Disaster Recovery – But for Real

This past week I’ve been doing the preliminary work (installing servers mostly) to get ready for our scheduled disaster recovery test. I expect that we’ll learn a lot about our existing plan and systems documentation and will be looking to make some changes that will make any need for a large recovery faster and more effective.

Meanwhile, I’m managing some real disaster recovery, but on a smaller scale. A few weeks ago I posted about the need to upgrade our ImageRight installation to resolve a bug that could cause some data loss. The ImageRight support staff worked hard to run the preliminary discovery/fixing of the image files and database, followed by performing the upgrade.

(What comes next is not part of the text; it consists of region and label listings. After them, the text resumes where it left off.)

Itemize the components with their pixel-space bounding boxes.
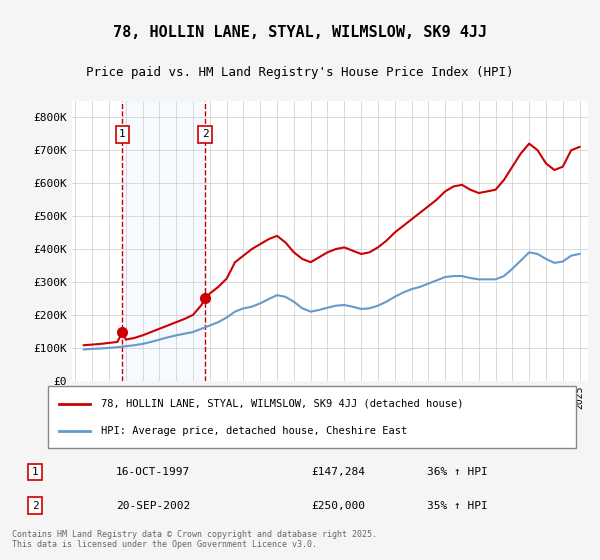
Text: 2: 2 [32,501,38,511]
Text: £147,284: £147,284 [311,467,365,477]
Text: Price paid vs. HM Land Registry's House Price Index (HPI): Price paid vs. HM Land Registry's House … [86,66,514,78]
Text: 2: 2 [202,129,208,139]
Bar [122,101,205,381]
Text: 20-SEP-2002: 20-SEP-2002 [116,501,190,511]
Text: HPI: Average price, detached house, Cheshire East: HPI: Average price, detached house, Ches… [101,426,407,436]
Text: 1: 1 [32,467,38,477]
FancyBboxPatch shape [48,386,576,448]
Text: 1: 1 [119,129,125,139]
Text: 78, HOLLIN LANE, STYAL, WILMSLOW, SK9 4JJ: 78, HOLLIN LANE, STYAL, WILMSLOW, SK9 4J… [113,25,487,40]
Text: Contains HM Land Registry data © Crown copyright and database right 2025.
This d: Contains HM Land Registry data © Crown c… [12,530,377,549]
Text: 36% ↑ HPI: 36% ↑ HPI [427,467,487,477]
Text: 16-OCT-1997: 16-OCT-1997 [116,467,190,477]
Text: £250,000: £250,000 [311,501,365,511]
Text: 35% ↑ HPI: 35% ↑ HPI [427,501,487,511]
Text: 78, HOLLIN LANE, STYAL, WILMSLOW, SK9 4JJ (detached house): 78, HOLLIN LANE, STYAL, WILMSLOW, SK9 4J… [101,399,463,409]
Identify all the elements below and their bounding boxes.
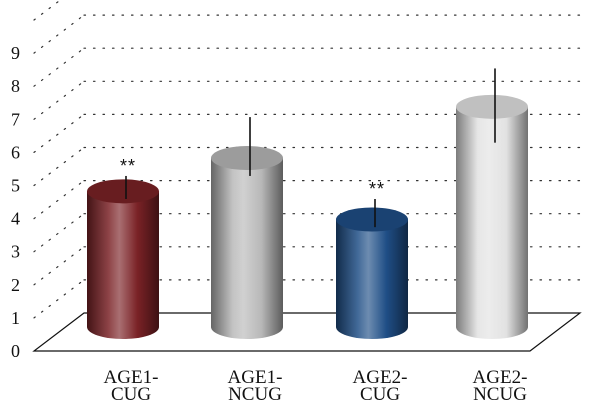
bars: ** ** <box>87 68 528 339</box>
bar-top <box>211 146 283 171</box>
bar-body <box>87 191 159 339</box>
y-tick-label: 2 <box>11 275 20 295</box>
bar <box>456 94 528 339</box>
bar-top <box>456 94 528 119</box>
chart-floor <box>32 312 582 352</box>
significance-marker: ** <box>120 156 136 176</box>
gridline <box>33 279 85 319</box>
bar-body <box>211 158 283 339</box>
bar-body <box>456 106 528 339</box>
category-label: AGE2-CUG <box>353 367 408 405</box>
gridline <box>33 146 85 187</box>
y-tick-label: 4 <box>11 209 20 229</box>
gridline <box>33 246 85 286</box>
bar-top <box>336 207 408 232</box>
category-label: AGE1-NCUG <box>228 367 283 405</box>
floor-plane <box>32 312 582 352</box>
gridline <box>33 180 85 220</box>
significance-marker: ** <box>369 179 385 199</box>
bar-body <box>336 219 408 339</box>
bar <box>87 179 159 339</box>
gridline <box>33 213 85 253</box>
category-labels: AGE1-CUG AGE1-NCUG AGE2-CUG AGE2-NCUG <box>104 367 528 405</box>
bar <box>336 207 408 339</box>
y-axis-ticks: 0 1 2 3 4 5 6 7 8 9 <box>11 43 20 361</box>
y-tick-label: 6 <box>11 142 20 162</box>
y-tick-label: 0 <box>11 341 20 361</box>
y-tick-label: 5 <box>11 176 20 196</box>
gridlines <box>33 0 581 319</box>
gridline <box>33 80 85 120</box>
y-tick-label: 7 <box>11 109 20 129</box>
gridline <box>33 14 85 54</box>
y-tick-label: 8 <box>11 76 20 96</box>
y-tick-label: 3 <box>11 242 20 262</box>
category-label: AGE1-CUG <box>104 367 159 405</box>
bar-top <box>87 179 159 204</box>
gridline <box>33 0 62 21</box>
category-label: AGE2-NCUG <box>473 367 528 405</box>
y-tick-label: 9 <box>11 43 20 63</box>
gridline <box>33 113 85 153</box>
gridline <box>33 47 85 87</box>
bar <box>211 146 283 339</box>
y-tick-label: 1 <box>11 308 20 328</box>
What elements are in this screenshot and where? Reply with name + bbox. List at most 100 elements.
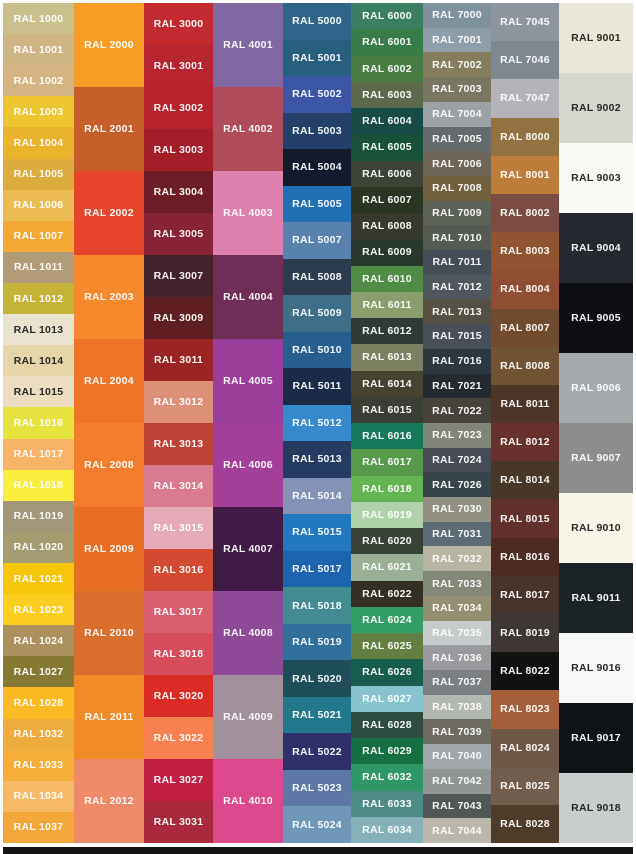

Not long after, I got an email from someone in another department asking me to “find” the annotations added to a invoice that seemed to have gone missing. She was assuming that since some temporary help had worked on the document, a user error had been made and a “copy without annotations” had been introduced. I could recover the annotations by looking through the deleted pages and at previous versions of those pages.

However, what I found was a bit unexpected. I found a history of changes being made to the document, but no actual annotations visible. Curious.

So I opened a support ticket. After several remote sessions and research, the ImageRight team was “nearly positive” (they need more testing to confirm) that the process run before our last upgrade to correct the potential data loss, actually introduced a different kind of data loss. The result is that the database knows about the affected annotations happening, but the physical files that represent the annotated versions had been replaced with non-annotated versions.

We do have the logs from the original process, so it was just a matter of ImageRight Support parsing that data to generate a list of files that were changed. Now we begin the task of recovering those files from tape.

Our Sr. DBA had been working on side project that loads all our backup catalogs into a database so we have a comprehensive reference from all backup servers to identify what tapes to recall when people ask for recoveries. That project is proving its worth this time around, since we need to locate and restore over 1000 files. He also needs to cross referencing them to the individual documents accessible via the desktop client so we can do a visual comparison to any special cases and to provide a record of which documents were affected in a format that’s understandable to everyone else, in case additional concerns come up after we repair the damage.

Our current plan is to have this resolved by the end of next weekend, but this is something that needs careful handling since we don’t want end users to have any doubt about the integrity of the system, which I still have total confidence in once we sort this out. Thus, I’m happy to spend the extra time making sure no other issues are introduced.

Plus I need some time to find our DBA some really nice coffee for his efforts.